The choice to delve into farming was one which
experienced seaman Fonua Kotobalavu had to make for the benefit of his family.
With the scent of the sea still fresh on his skin, the
52-year-old Namuka-i-Lau native reached this decision to develop the land under
the family name to help his family.
Those who know Fonua will attest to his love for the
sea as he has been a fisherman for more than 30 years, with the Vatu-i-Ra
passage being one of his favorite fishing grounds.
Due to COVID-19 Mr. Kotobalavu reflected on his life
choices and chose to take up a new calling, “Because of COVID-19 I thought hard
about the situation and that was when I sold my boat engine which I use to fish
and decided to cultivate the land fully,” he said.
The energetic man returned to the family’s 33-acre
Wainibau farm in Lodoni to continue cultivating the family’s coffee farm of 4
years.
“It was decided in one of our family meetings years
back as our long term initiative that we plant something different from what
everyone is planting and the idea of coffee popped up,” said Fonua.
To date, the family has a total of 4,000 coffee plants
and have dived deep into cultivating the plant with vigor and dedication.
“Because the sea was and had always been my source of
employment, I was an amateur in farming but through the communal way of working
with my family, we maintain the coffee farm in Tailevu.”
And because Fonua has found his niche in the land, he
has extended his newfound hobby of farming to their 3.5-acre land in Savura
Road, Wailoku.
The piece of land in Wailoku which was sold to his
mother, Maraia Luisa Dacey, has been a bevy of farming, as the backyard is
flooded with vegetables.
“The land behind the house is vacant and with this
pandemic, one thing we have in abundance is time and toiling the backyard has
been an activity we engage in to spend most of our time in,” he said.
“We have a wide range of assorted vegetables planted
here to help feed our extended family and some of it is also sold to help in
feeding the public,” he shared.
Practice makes perfect as the father of three
continues to see wonders the land is offering when he pays attention to it.

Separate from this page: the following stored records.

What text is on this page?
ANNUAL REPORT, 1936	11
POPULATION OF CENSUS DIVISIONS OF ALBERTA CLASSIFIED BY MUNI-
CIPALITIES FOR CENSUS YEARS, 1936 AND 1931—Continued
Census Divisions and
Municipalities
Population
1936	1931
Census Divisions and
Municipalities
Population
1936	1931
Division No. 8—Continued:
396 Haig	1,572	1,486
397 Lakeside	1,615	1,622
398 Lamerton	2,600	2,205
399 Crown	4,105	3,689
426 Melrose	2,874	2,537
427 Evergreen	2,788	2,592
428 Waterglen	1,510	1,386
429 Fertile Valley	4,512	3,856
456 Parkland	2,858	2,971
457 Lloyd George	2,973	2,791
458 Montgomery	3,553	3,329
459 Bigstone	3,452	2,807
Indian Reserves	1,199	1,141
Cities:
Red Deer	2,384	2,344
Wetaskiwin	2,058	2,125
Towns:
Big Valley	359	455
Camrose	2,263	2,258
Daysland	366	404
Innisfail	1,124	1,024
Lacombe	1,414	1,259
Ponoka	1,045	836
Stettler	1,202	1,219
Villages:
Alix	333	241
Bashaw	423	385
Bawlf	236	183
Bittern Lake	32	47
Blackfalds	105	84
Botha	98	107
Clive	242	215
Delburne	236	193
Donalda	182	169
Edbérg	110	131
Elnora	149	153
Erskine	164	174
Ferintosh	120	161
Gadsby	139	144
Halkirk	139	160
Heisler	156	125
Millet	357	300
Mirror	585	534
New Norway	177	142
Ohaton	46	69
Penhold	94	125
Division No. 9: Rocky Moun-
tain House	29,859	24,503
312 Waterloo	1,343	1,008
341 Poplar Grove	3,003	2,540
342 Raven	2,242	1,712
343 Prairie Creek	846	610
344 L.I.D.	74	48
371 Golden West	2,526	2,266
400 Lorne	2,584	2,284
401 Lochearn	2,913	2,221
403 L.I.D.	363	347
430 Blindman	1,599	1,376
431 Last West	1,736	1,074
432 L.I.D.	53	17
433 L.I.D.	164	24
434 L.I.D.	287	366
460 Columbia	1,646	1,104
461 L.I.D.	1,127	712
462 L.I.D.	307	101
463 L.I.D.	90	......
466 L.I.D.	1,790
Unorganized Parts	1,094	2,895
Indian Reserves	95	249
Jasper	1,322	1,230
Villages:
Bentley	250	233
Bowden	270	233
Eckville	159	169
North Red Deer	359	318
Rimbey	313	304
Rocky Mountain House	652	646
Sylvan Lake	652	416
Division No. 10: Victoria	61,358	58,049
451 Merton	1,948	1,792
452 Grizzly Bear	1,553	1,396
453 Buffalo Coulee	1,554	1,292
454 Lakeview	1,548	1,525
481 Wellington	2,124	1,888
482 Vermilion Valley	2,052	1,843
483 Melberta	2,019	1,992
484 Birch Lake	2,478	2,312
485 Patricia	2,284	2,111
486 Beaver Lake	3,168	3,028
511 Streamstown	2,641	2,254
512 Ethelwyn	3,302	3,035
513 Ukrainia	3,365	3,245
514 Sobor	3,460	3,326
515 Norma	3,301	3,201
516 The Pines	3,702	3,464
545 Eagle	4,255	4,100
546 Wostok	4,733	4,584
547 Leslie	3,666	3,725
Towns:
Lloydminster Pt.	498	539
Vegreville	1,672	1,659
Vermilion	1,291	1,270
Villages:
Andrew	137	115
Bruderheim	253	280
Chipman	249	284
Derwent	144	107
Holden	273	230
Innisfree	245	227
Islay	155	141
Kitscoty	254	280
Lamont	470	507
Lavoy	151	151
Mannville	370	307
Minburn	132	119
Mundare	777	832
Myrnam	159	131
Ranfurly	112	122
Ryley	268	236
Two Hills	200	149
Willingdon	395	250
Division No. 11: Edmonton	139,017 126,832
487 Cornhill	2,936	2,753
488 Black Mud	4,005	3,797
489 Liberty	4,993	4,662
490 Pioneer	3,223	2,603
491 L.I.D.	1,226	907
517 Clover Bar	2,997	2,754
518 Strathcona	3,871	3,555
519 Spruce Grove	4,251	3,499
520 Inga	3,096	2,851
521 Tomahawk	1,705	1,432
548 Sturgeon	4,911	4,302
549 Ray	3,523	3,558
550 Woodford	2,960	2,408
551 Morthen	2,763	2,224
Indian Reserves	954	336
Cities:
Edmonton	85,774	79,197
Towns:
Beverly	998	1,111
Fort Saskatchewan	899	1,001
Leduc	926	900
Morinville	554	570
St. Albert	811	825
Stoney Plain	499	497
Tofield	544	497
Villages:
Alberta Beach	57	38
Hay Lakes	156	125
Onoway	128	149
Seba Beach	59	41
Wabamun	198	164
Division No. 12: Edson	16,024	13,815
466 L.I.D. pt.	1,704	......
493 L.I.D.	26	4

“Our home vegetable farm is organic and we will keep
it that way considering the maintenance of soil fertility and the health of the
people that will consume the vegetables,” he said.

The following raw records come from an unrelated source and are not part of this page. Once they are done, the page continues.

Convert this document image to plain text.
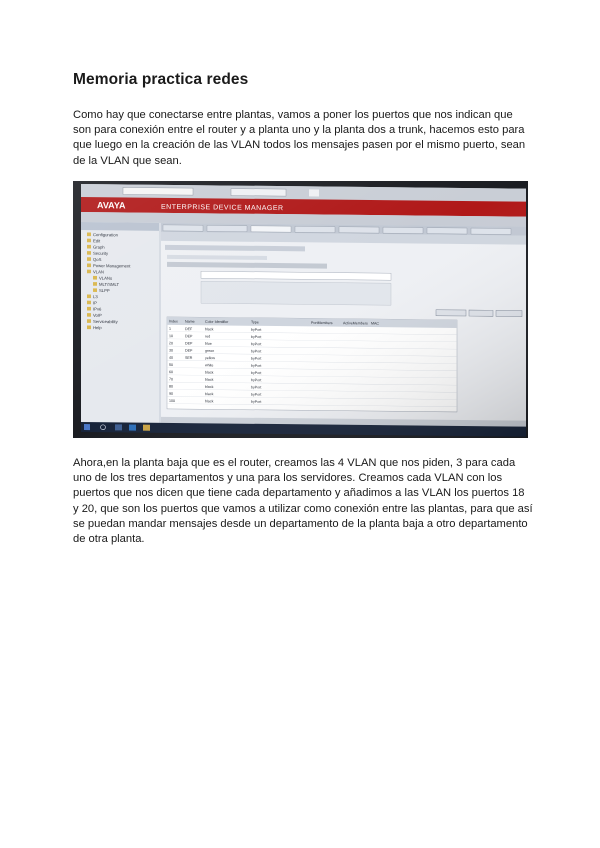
Memoria practica redes
Como hay que conectarse entre plantas, vamos a poner los puertos que nos indican que son para conexión entre el router y a planta uno y la planta dos a trunk, hacemos esto para que luego en la creación de las VLAN todos los mensajes pasen por el mismo puerto, sean de la VLAN que sean.
Ahora,en la planta baja que es el router, creamos las 4 VLAN que nos piden, 3 para cada uno de los tres departamentos y una para los servidores. Creamos cada VLAN con los puertos que nos dicen que tiene cada departamento y añadimos a las VLAN los puertos 18 y 20, que son los puertos que vamos a utilizar como conexión entre las plantas, para que así se puedan mandar mensajes desde un departamento de la planta baja a otro departamento de otra planta.
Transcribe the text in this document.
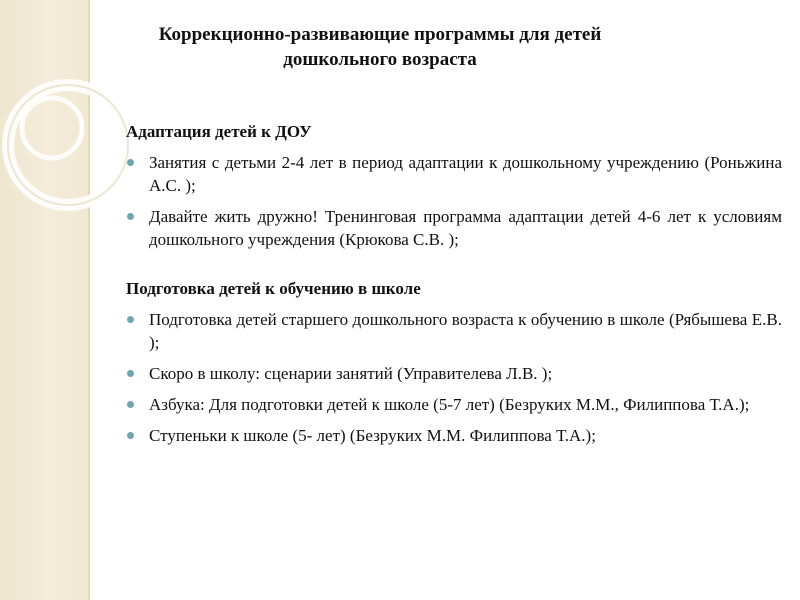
Коррекционно-развивающие программы для детей
дошкольного возраста
Адаптация детей к ДОУ
Занятия с детьми 2-4 лет в период адаптации к дошкольному учреждению (Роньжина А.С. );
Давайте жить дружно! Тренинговая программа адаптации детей 4-6 лет к условиям дошкольного учреждения (Крюкова С.В. );
Подготовка детей к обучению в школе
Подготовка детей старшего дошкольного возраста к обучению в школе (Рябышева Е.В. );
Скоро в школу: сценарии занятий (Управителева Л.В. );
Азбука: Для подготовки детей к школе (5-7 лет) (Безруких М.М., Филиппова Т.А.);
Ступеньки к школе (5- лет) (Безруких М.М. Филиппова Т.А.);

“We are often challenged by the sizes of vegetables
sprayed with fertilizers but we are not swayed to ever try it.”
Apart from not practicing slash and burn, most of the
farming practices he implements on the farm are experimental and was taken from
the internet, while the rest are best practices from the various farms he has
visited since taking up farming.
His family has been his pillar of strength, they have
assisted him on the Wailoku farm and through their support, he knows the
decision he made to concentrate his efforts on toiling the land was the right
one.
“Because of the restriction of movement, we have been
focusing on this vegetable farm in Wailoku with our other family members in
Tailevu looking after our coffee farm,” he said.
“Our daily routine here in Wailoku is spent in our
backyard, tending to our compost and our vegetables and because we have
expanded our vegetable garden, we are also expanding our compost heap to have
it on rotation and we are also using the river that runs alongside the farm for
irrigation and natural pest control methods.”
Ideas of how to run the organic vegetable farm is a
process of trial and error as Fonua and his family set out their farming plans
to help them survive during the COVID-19 pandemic.
“I am grateful that COVID has given me the opportunity
to look at other ways to feed my family and that is to toil the land,” said
Fonua.
“Being comfortable with the sea, it never occurred to
me that there is a lot the land offers on farming and there are methods to
still have food should there be a storm or sunshine.”
Fonua Kotobalavu is also a recipient of the recent
Home Gardening vegetable seed package of the Ministry of Agriculture.